E Howard Hunt | May 17, 2022 at 3:57 pm

Your negative comments are totally racist. As you can see the EPA administrator is a person of blackness. You are trying to fuel dangerous racial confrontation and and hasten the end of a planet in a conflagration of racial violence and greenhouse gases. Only by aborting more babies can we solve this. This is not who we are.

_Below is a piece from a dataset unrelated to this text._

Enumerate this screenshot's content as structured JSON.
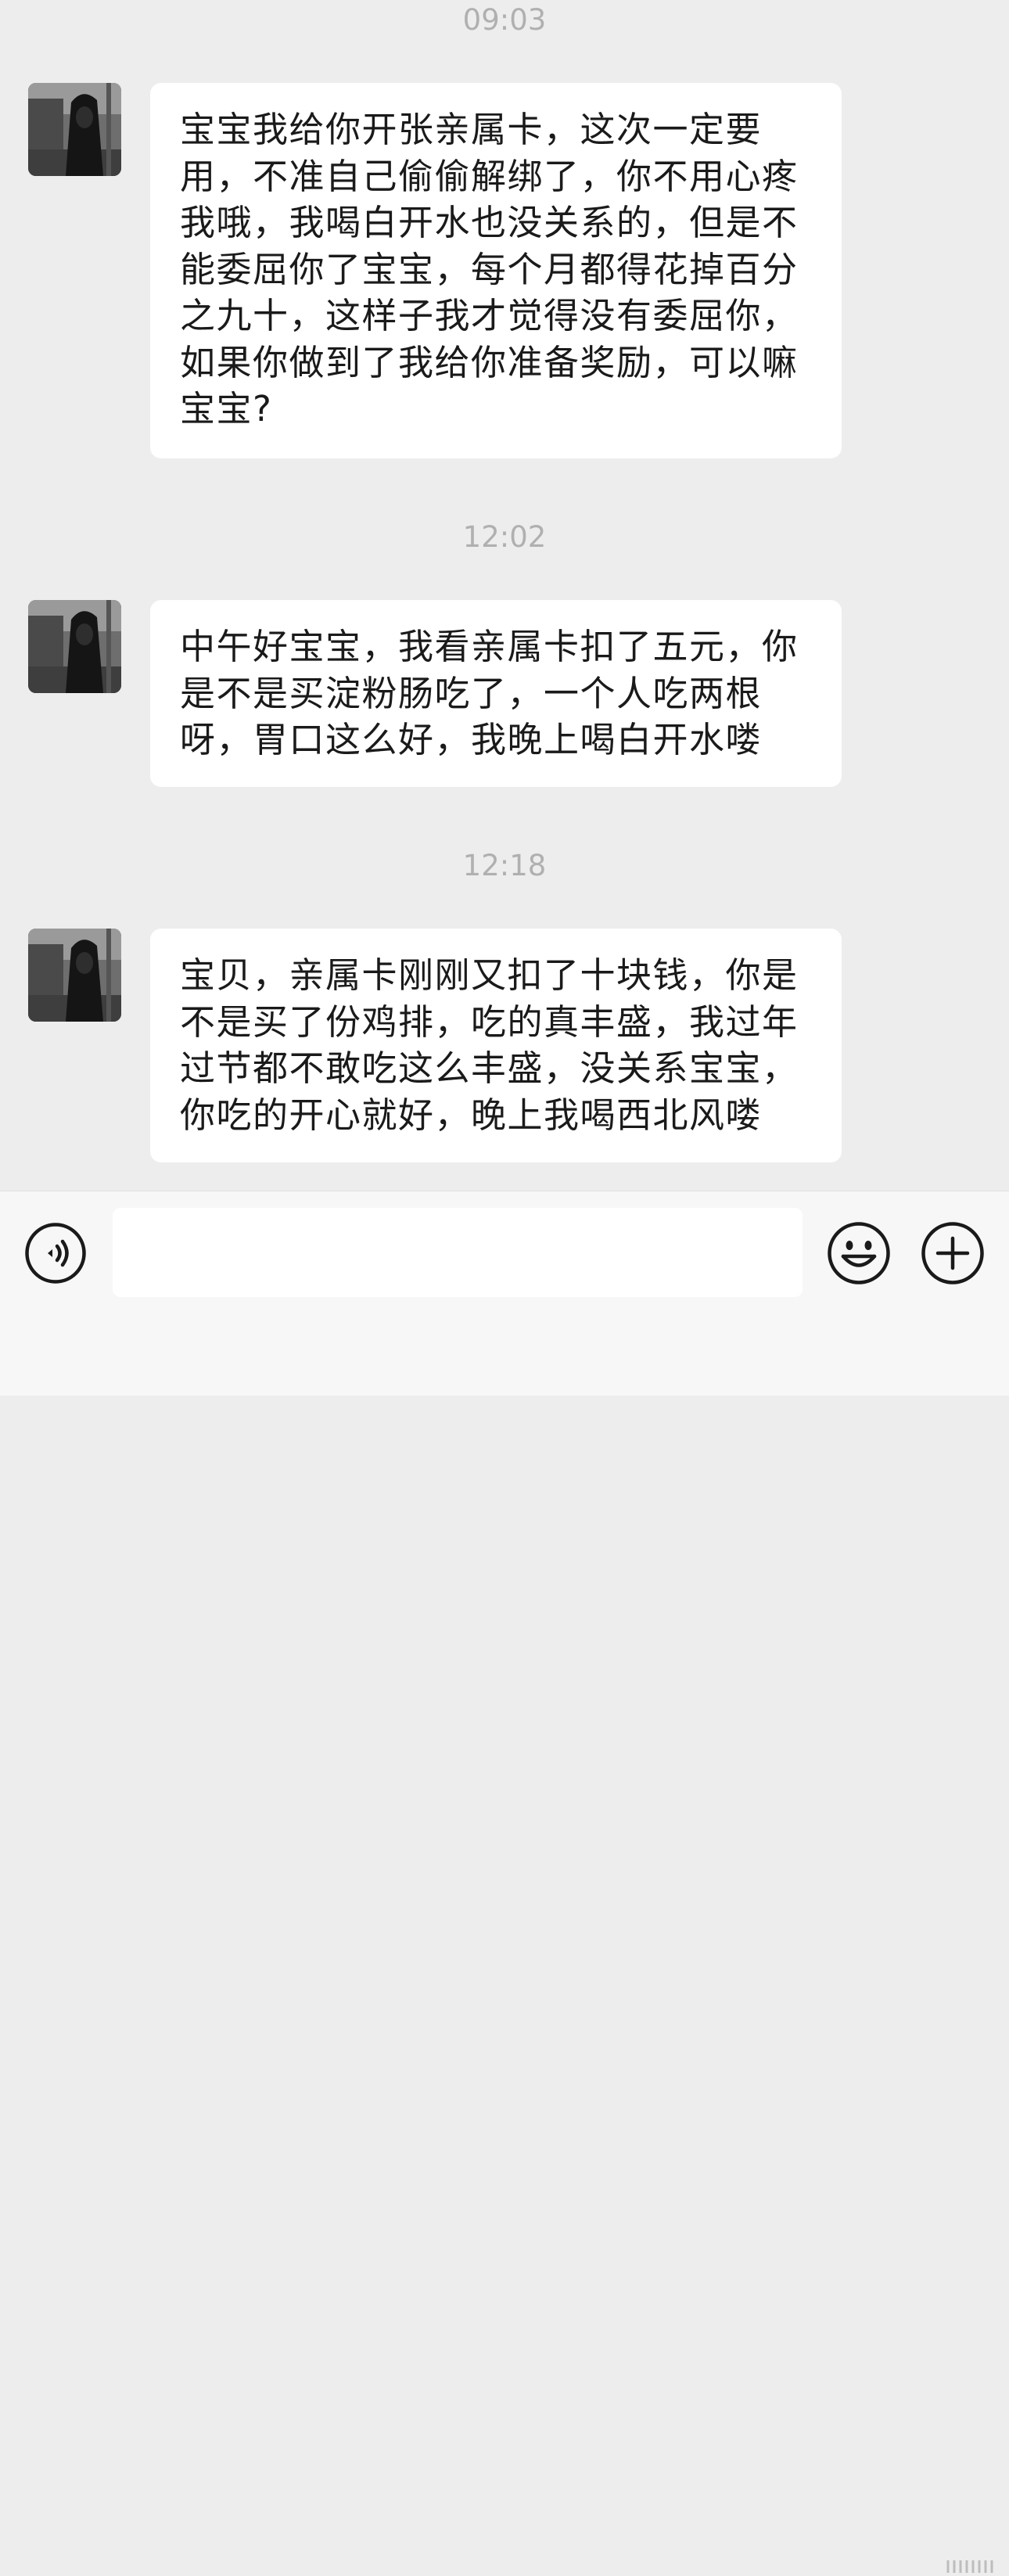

And to boot, my lame state, Massachusetts, has adopted CA emission rules, costing us more, lowering mileage, and making it impossible to buy cars from adjacent states. And we don’t have the same emission needs!

Lazy stinking lefty pols.

    henrybowman in reply to Dimsdale. | May 17, 2022 at 8:20 pm

    They’re still butthurt over all the cheating liberals who cruise over the line to buy their new cars in no-sales-tax NH or ME or whatever the scam was.

    The Gentle Grizzly in reply to Dimsdale. | May 18, 2022 at 3:03 am

    Look at the door sticker of virtually any car or light truck. “50-state compliant “. So, no. The old days of the lower mileage and choked performance have been gone for close to a decade. I don’t like this California Mickey Mouse stuff any better than anybody else. But facts are facts.

This is really big. I’ve been waiting for years to see something like this.

Consider this: What CA is being allowed to do is an intrusion into Congress’ exclusive legislative jurisdiction over interstate commerce. In the enactment of their own emission regulations, they have extended the state’s authority into other states, causing manufacturers in other states to change their designs and processes in order to sell in CA articles that are otherwise sold in other states without encumbrance. If every state participated in such nonsense, there’d be mayhem. And this is exactly the reason why the authors of the Constitution put the authority for the regulation (the “making regular”, i.e. promotion and facilitation) of interstate commerce solely with Congress – to prevent the states from making a mess of it.

This has other important applications.

Think about this in regard to firearms laws in several states, preventing the sale of certain weapons in those states, or in which some weapons, in order to be sold in certain states, must comport with state-specific regulations (analogous to the demands made on automakers by CA emission regulations). Consider laws like bans on “high-capacity” magazines, which bar the sale of articles that move in interstate commerce, said movement being prevented by some states. A state can’t make auto emission regulations without having the (unconstitutional) cutout to do so. They certainly can’t make similar laws regarding firearms without such a cutout.

All state firearms laws that ban or otherwise affect the sale of firearms (and their accouterments) violate Congress’ exclusive legislative jurisdiction over interstate commerce. Just like California’s auto emission regulations.